A data mining approach for heavy rainfall forecasting based on satellite image sequence analysis

https://doi.org/10.1016/j.cageo.2006.05.010Get rights and content

Abstract

Investigating the evolvement process of Mesoscale Convective Systems (MCSs) over the Tibetan Plateau using satellite remote sensing image sequence is a very important and effective method of forecasting heavy rainfall. This paper presents a spatial data mining approach, by which a possible heavy rainfall forecast can be made, based on MCS tracking using remote sensing satellite images. Firstly, an automatic method for object tracking from the satellite image sequence is proposed, aiming at identification of the qualified MCSs, their characteristics and their moving trajectories. Then, a novel two-phase spatial data mining framework is designed to enable the deduction of the correlations and causalities between MCS activities and possible heavy rainfall occurrences. The proposed approach proves to be capable of lifting the heavy burden of manual rainfall forecasting from the shoulders of meteorologists, by automatically analyzing and interpreting massive, meteorological remote sensing data sets to assist weather forecasting.

Introduction

Meteorological satellite data have been operationally used in weather services for more than 30 years. During this period, forecasting of severe weather based on satellite remote sensing data has been a challenging task. Early warnings of severe weather, made possible by timely and accurate forecasting will help prevent casualties and damages caused by natural disasters. This is particularly significant and urgent in China's Yangtze River Basin, which has so often suffered from flooding as to cause the flood control situation in China to become increasingly grave and urgent. For example, the unprecedented, severe flood in the Yangtze River Basin in 1998 resulted in the deaths of 4150 people and damage to property of approximately 32 billion US dollars. Since almost all floods are caused by intensive heavy rainfalls, the responsible authorities have a key and clear mandate to be able to provide both accurate and advance forecasting of possible heavy rainfall.
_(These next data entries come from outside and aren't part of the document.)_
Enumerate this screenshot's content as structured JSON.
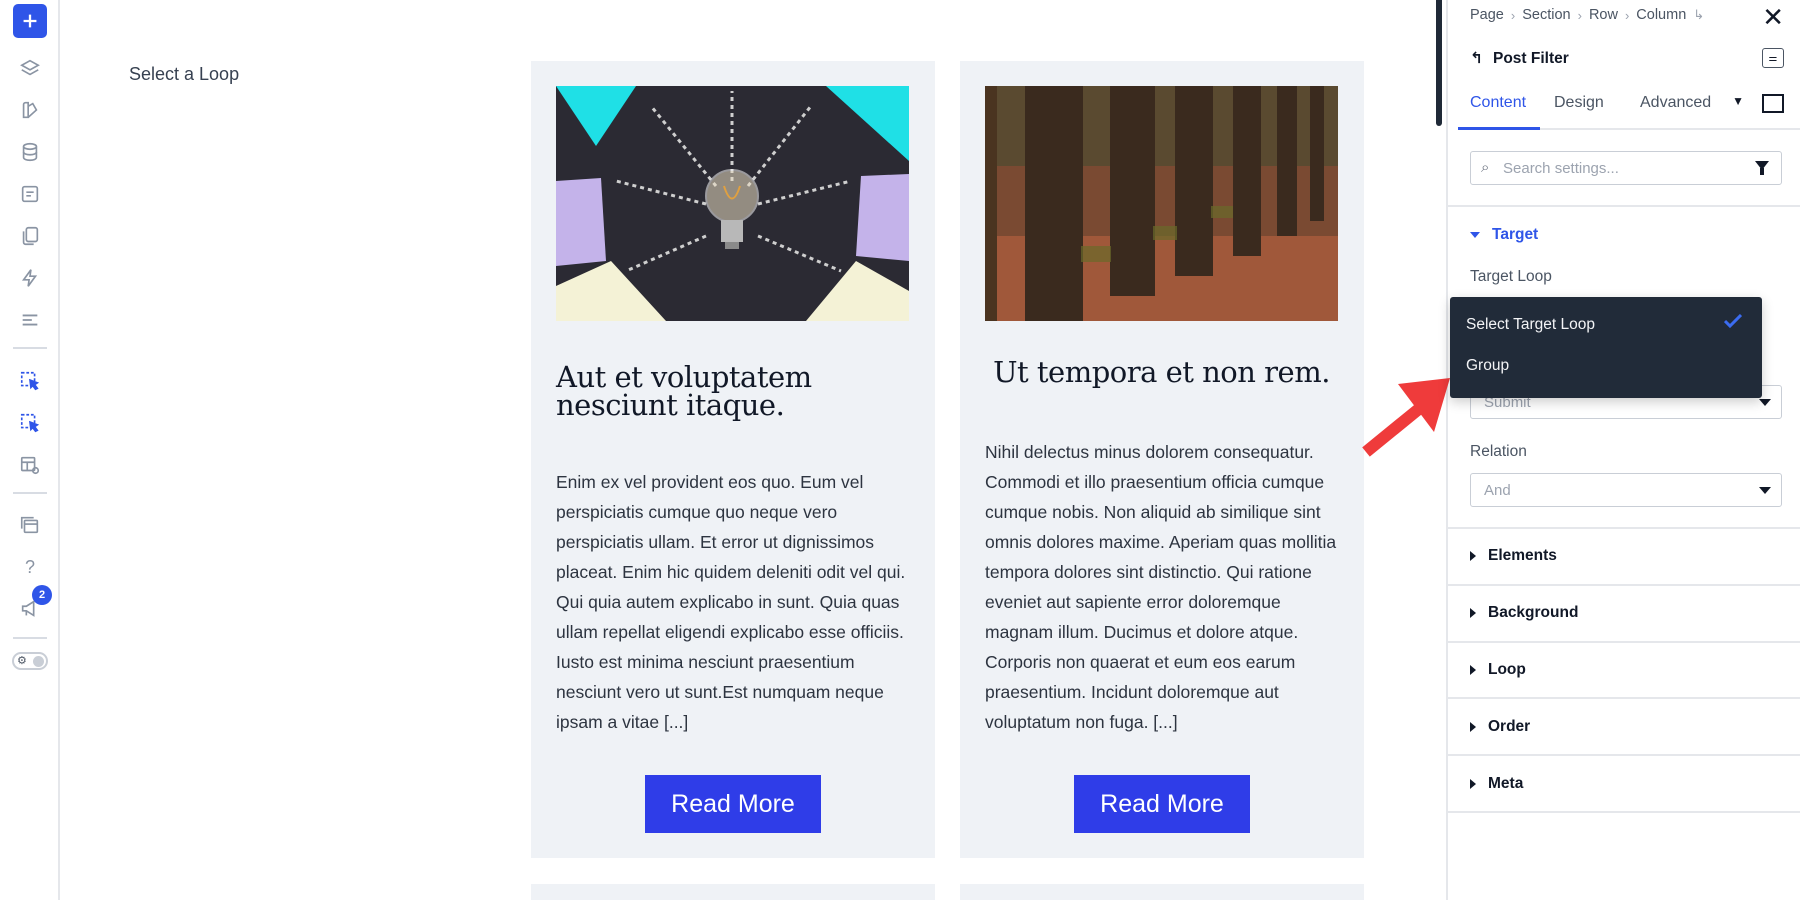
{
  "canvas": {
    "label": "Select a Loop",
    "cards": [
      {
        "title": "Aut et voluptatem nesciunt itaque.",
        "body": "Enim ex vel provident eos quo. Eum vel perspiciatis cumque quo neque vero perspiciatis ullam. Et error ut dignissimos placeat. Enim hic quidem deleniti odit vel qui. Qui quia autem explicabo in sunt. Quia quas ullam repellat eligendi explicabo esse officiis. Iusto est minima nesciunt praesentium nesciunt vero ut sunt.Est numquam neque ipsam a vitae [...]",
        "button": "Read More",
        "image": "lightbulb-on-chalkboard"
      },
      {
        "title": "Ut tempora et non rem.",
        "body": "Nihil delectus minus dolorem consequatur. Commodi et illo praesentium officia cumque cumque nobis. Non aliquid ab similique sint omnis dolores maxime. Aperiam quas mollitia tempora dolores sint distinctio. Qui ratione eveniet aut sapiente error doloremque magnam illum. Ducimus et dolore atque. Corporis non quaerat et eum eos earum praesentium. Incidunt doloremque aut voluptatum non fuga. [...]",
        "button": "Read More",
        "image": "wooden-fence-autumn"
      }
    ]
  },
  "toolbar": {
    "notifications_count": "2",
    "icons": [
      "plus-icon",
      "layers-icon",
      "brush-icon",
      "database-icon",
      "form-icon",
      "pages-icon",
      "lightning-icon",
      "list-icon",
      "loop-cursor-icon",
      "loop-cursor-icon",
      "template-eye-icon",
      "windows-icon",
      "help-icon",
      "megaphone-icon",
      "theme-toggle"
    ]
  },
  "panel": {
    "breadcrumb": [
      "Page",
      "Section",
      "Row",
      "Column"
    ],
    "title": "Post Filter",
    "tabs": [
      "Content",
      "Design",
      "Advanced"
    ],
    "search_placeholder": "Search settings...",
    "target_section": "Target",
    "target_loop_label": "Target Loop",
    "dropdown_options": [
      "Select Target Loop",
      "Group"
    ],
    "selected_option": "Select Target Loop",
    "submit_value": "Submit",
    "relation_label": "Relation",
    "relation_value": "And",
    "sections": [
      "Elements",
      "Background",
      "Loop",
      "Order",
      "Meta"
    ]
  },
  "colors": {
    "accent": "#2f55e8",
    "button": "#2f3de8",
    "card_bg": "#eff2f6",
    "dropdown_bg": "#212b39",
    "annotation_arrow": "#ef3b3b"
  }
}
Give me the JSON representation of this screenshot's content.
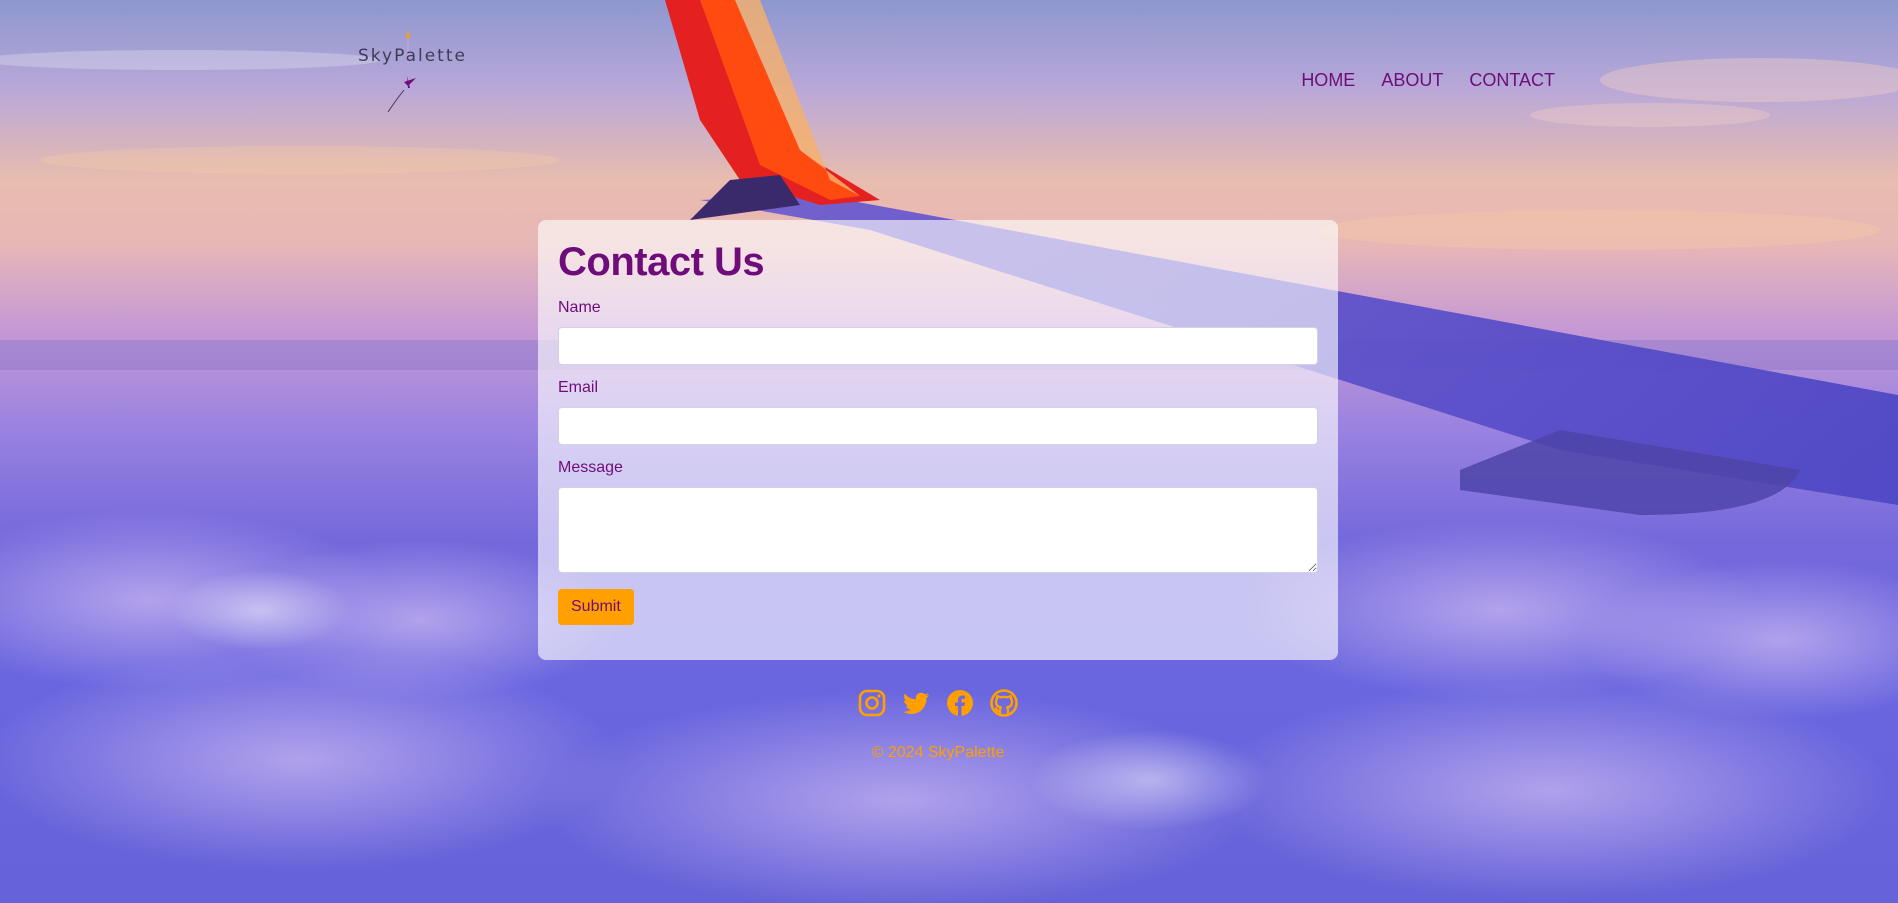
{
  "brand": {
    "name": "SkyPalette",
    "logo_icon": "airplane-icon"
  },
  "nav": {
    "items": [
      {
        "label": "HOME"
      },
      {
        "label": "ABOUT"
      },
      {
        "label": "CONTACT"
      }
    ]
  },
  "contact_form": {
    "title": "Contact Us",
    "name_label": "Name",
    "name_value": "",
    "email_label": "Email",
    "email_value": "",
    "message_label": "Message",
    "message_value": "",
    "submit_label": "Submit"
  },
  "footer": {
    "social_icons": [
      "instagram-icon",
      "twitter-icon",
      "facebook-icon",
      "github-icon"
    ],
    "copyright": "© 2024 SkyPalette"
  },
  "colors": {
    "primary": "#6e0d7a",
    "accent": "#ff9f00",
    "card_bg": "rgba(255,255,255,0.62)"
  }
}
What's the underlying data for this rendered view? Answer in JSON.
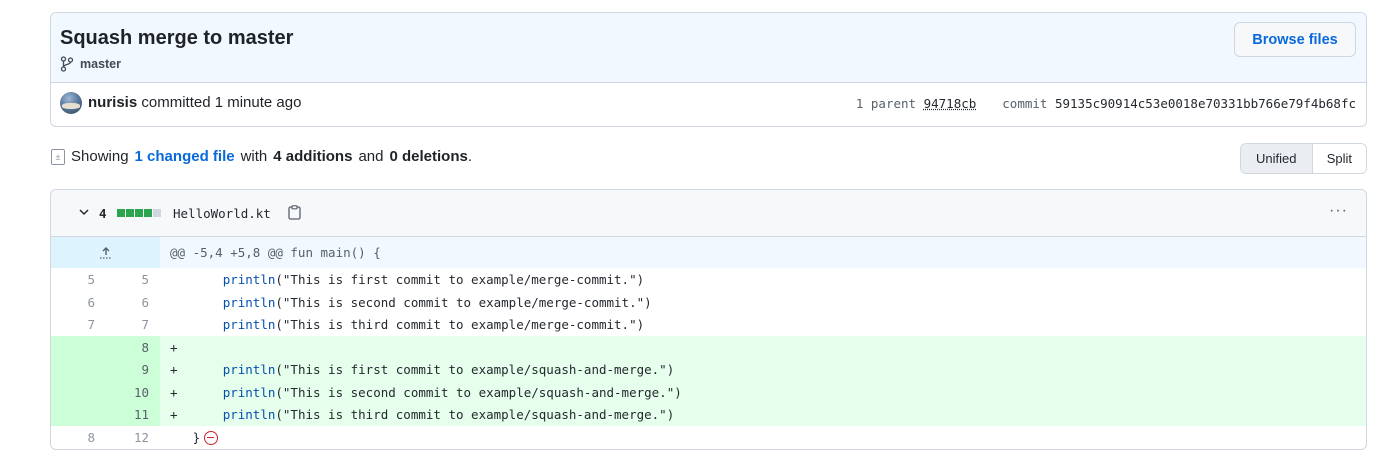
{
  "commit": {
    "title": "Squash merge to master",
    "branch": "master",
    "browse_label": "Browse files",
    "author": "nurisis",
    "committed_text": "committed 1 minute ago",
    "parent_label": "1 parent",
    "parent_sha": "94718cb",
    "commit_label": "commit",
    "commit_sha": "59135c90914c53e0018e70331bb766e79f4b68fc"
  },
  "summary": {
    "showing": "Showing",
    "changed_files": "1 changed file",
    "with": "with",
    "additions": "4 additions",
    "and": "and",
    "deletions": "0 deletions",
    "period": "."
  },
  "view_toggle": {
    "unified": "Unified",
    "split": "Split",
    "active": "Unified"
  },
  "file": {
    "change_count": "4",
    "filename": "HelloWorld.kt",
    "hunk_header": "@@ -5,4 +5,8 @@ fun main() {",
    "lines": [
      {
        "type": "context",
        "old": "5",
        "new": "5",
        "marker": " ",
        "indent": "      ",
        "fn": "println",
        "rest": "(\"This is first commit to example/merge-commit.\")"
      },
      {
        "type": "context",
        "old": "6",
        "new": "6",
        "marker": " ",
        "indent": "      ",
        "fn": "println",
        "rest": "(\"This is second commit to example/merge-commit.\")"
      },
      {
        "type": "context",
        "old": "7",
        "new": "7",
        "marker": " ",
        "indent": "      ",
        "fn": "println",
        "rest": "(\"This is third commit to example/merge-commit.\")"
      },
      {
        "type": "add",
        "old": "",
        "new": "8",
        "marker": "+",
        "indent": "",
        "fn": "",
        "rest": ""
      },
      {
        "type": "add",
        "old": "",
        "new": "9",
        "marker": "+",
        "indent": "      ",
        "fn": "println",
        "rest": "(\"This is first commit to example/squash-and-merge.\")"
      },
      {
        "type": "add",
        "old": "",
        "new": "10",
        "marker": "+",
        "indent": "      ",
        "fn": "println",
        "rest": "(\"This is second commit to example/squash-and-merge.\")"
      },
      {
        "type": "add",
        "old": "",
        "new": "11",
        "marker": "+",
        "indent": "      ",
        "fn": "println",
        "rest": "(\"This is third commit to example/squash-and-merge.\")"
      },
      {
        "type": "context",
        "old": "8",
        "new": "12",
        "marker": " ",
        "indent": "  ",
        "fn": "",
        "rest": "}"
      }
    ]
  },
  "icons": {
    "branch": "git-branch-icon",
    "diff": "file-diff-icon",
    "chevron": "chevron-down-icon",
    "clipboard": "clipboard-icon",
    "kebab": "kebab-horizontal-icon",
    "expand": "expand-up-icon",
    "no_newline": "no-newline-icon"
  },
  "colors": {
    "accent": "#0969da",
    "addition_bg": "#e6ffec",
    "addition_gutter": "#ccffd8",
    "addition_block": "#2da44e",
    "no_newline": "#cf222e"
  }
}
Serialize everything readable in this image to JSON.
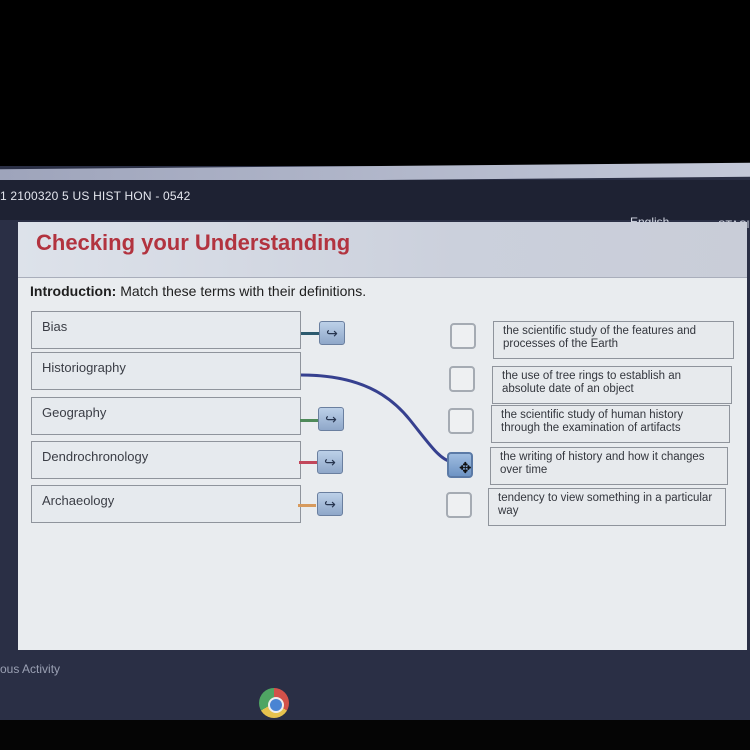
{
  "app": {
    "course_title": "1  2100320  5  US HIST HON - 0542",
    "language": "English",
    "user_name": "STACI",
    "footer_link": "ous Activity"
  },
  "page": {
    "title": "Checking your Understanding",
    "intro_label": "Introduction:",
    "intro_text": " Match these terms with their definitions."
  },
  "terms": [
    {
      "label": "Bias",
      "connector_color": "#2c5a6e",
      "matched_to": null
    },
    {
      "label": "Historiography",
      "connector_color": "#36408f",
      "matched_to": 3
    },
    {
      "label": "Geography",
      "connector_color": "#4f8a5a",
      "matched_to": null
    },
    {
      "label": "Dendrochronology",
      "connector_color": "#c2475b",
      "matched_to": null
    },
    {
      "label": "Archaeology",
      "connector_color": "#d79a5d",
      "matched_to": null
    }
  ],
  "definitions": [
    {
      "text": "the scientific study of the features and processes of the Earth"
    },
    {
      "text": "the use of tree rings to establish an absolute date of an object"
    },
    {
      "text": "the scientific study of human history through the examination of artifacts"
    },
    {
      "text": "the writing of history and how it changes over time"
    },
    {
      "text": "tendency to view something in a particular way"
    }
  ],
  "icons": {
    "handle": "↪",
    "chevron": "⌄",
    "move": "✥"
  }
}
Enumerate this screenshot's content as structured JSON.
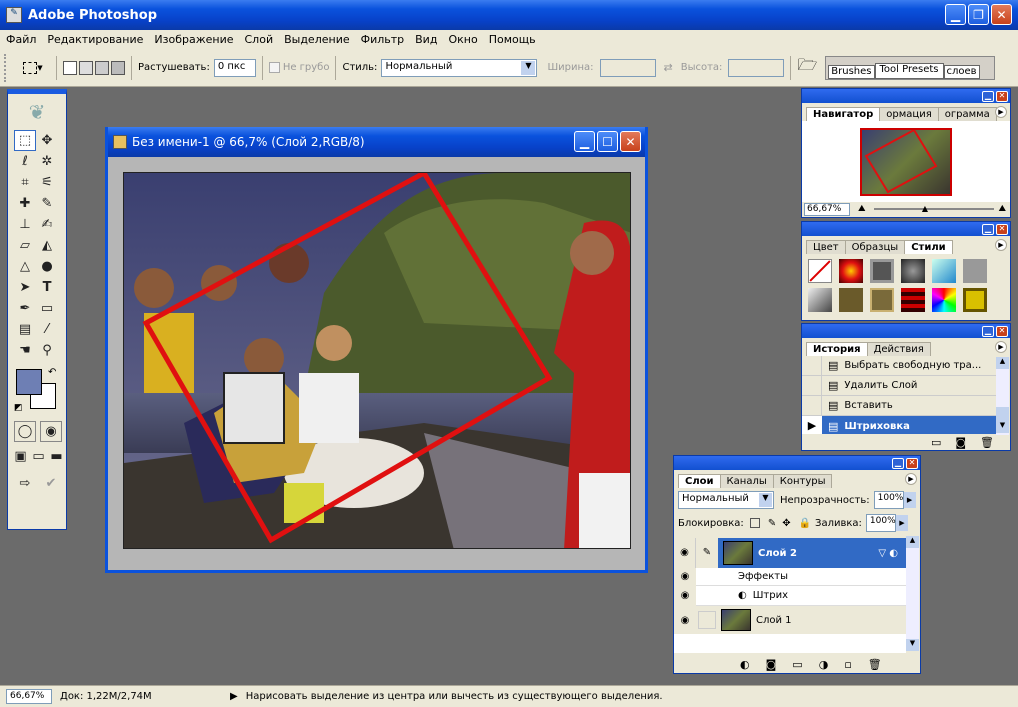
{
  "app": {
    "title": "Adobe Photoshop"
  },
  "menu": [
    "Файл",
    "Редактирование",
    "Изображение",
    "Слой",
    "Выделение",
    "Фильтр",
    "Вид",
    "Окно",
    "Помощь"
  ],
  "options": {
    "feather_label": "Растушевать:",
    "feather_value": "0 пкс",
    "antialias_label": "Не грубо",
    "style_label": "Стиль:",
    "style_value": "Нормальный",
    "width_label": "Ширина:",
    "height_label": "Высота:",
    "palette_well": [
      "Brushes",
      "Tool Presets",
      "слоев"
    ]
  },
  "document": {
    "title": "Без имени-1 @ 66,7% (Слой 2,RGB/8)"
  },
  "navigator": {
    "tabs": [
      "Навигатор",
      "ормация",
      "ограмма"
    ],
    "zoom": "66,67%"
  },
  "color_panel": {
    "tabs": [
      "Цвет",
      "Образцы",
      "Стили"
    ]
  },
  "history": {
    "tabs": [
      "История",
      "Действия"
    ],
    "items": [
      "Выбрать свободную тра...",
      "Удалить Слой",
      "Вставить",
      "Штриховка"
    ],
    "selected_index": 3
  },
  "layers": {
    "tabs": [
      "Слои",
      "Каналы",
      "Контуры"
    ],
    "blend_mode": "Нормальный",
    "opacity_label": "Непрозрачность:",
    "opacity_value": "100%",
    "lock_label": "Блокировка:",
    "fill_label": "Заливка:",
    "fill_value": "100%",
    "layer2": "Слой 2",
    "effects": "Эффекты",
    "stroke": "Штрих",
    "layer1": "Слой 1"
  },
  "status": {
    "zoom": "66,67%",
    "doc": "Док: 1,22M/2,74M",
    "hint": "Нарисовать выделение из центра или вычесть из существующего выделения."
  },
  "colors": {
    "foreground": "#6e7fb4",
    "background": "#ffffff",
    "accent": "#316ac5",
    "stroke": "#e01010"
  }
}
Meanwhile, the study of the life cycles, moving trajectories and evolvement trends of Mesoscale Convective Systems (MCSs) remains a challenging and important issue facing the meteorological community, because these phenomena often cause severe weather such as heavy rainfalls, thunderstorms and hurricanes (Houze et al., 1990). In China, the MCSs over the Tibetan Plateau were recently revealed as a major factor resulting in heavy rainfalls occurring in the Yangtze River Basin, which directly caused the severe floods in South China, such as in 1991, 1994, 1998 and 1999 (Jiang and Fan, 2002).

In order to improve on current severe flood control measures in China, it is necessary to accurately track and characterize the active MCSs over the Tibetan Plateau, using the satellite remote sensing images. A meteorological analysis of all MCSs can then be performed, by taking into account their environmental, physical variables, such as temperature, wind divergence and water vapor flux divergence. As a result, the correlations and causalities between the MCS evolvement process and heavy rainfall occurrences can be deduced from the historical remote sensing scenarios, and be represented as known knowledge to assist prediction of potential occurrences of heavy precipitation.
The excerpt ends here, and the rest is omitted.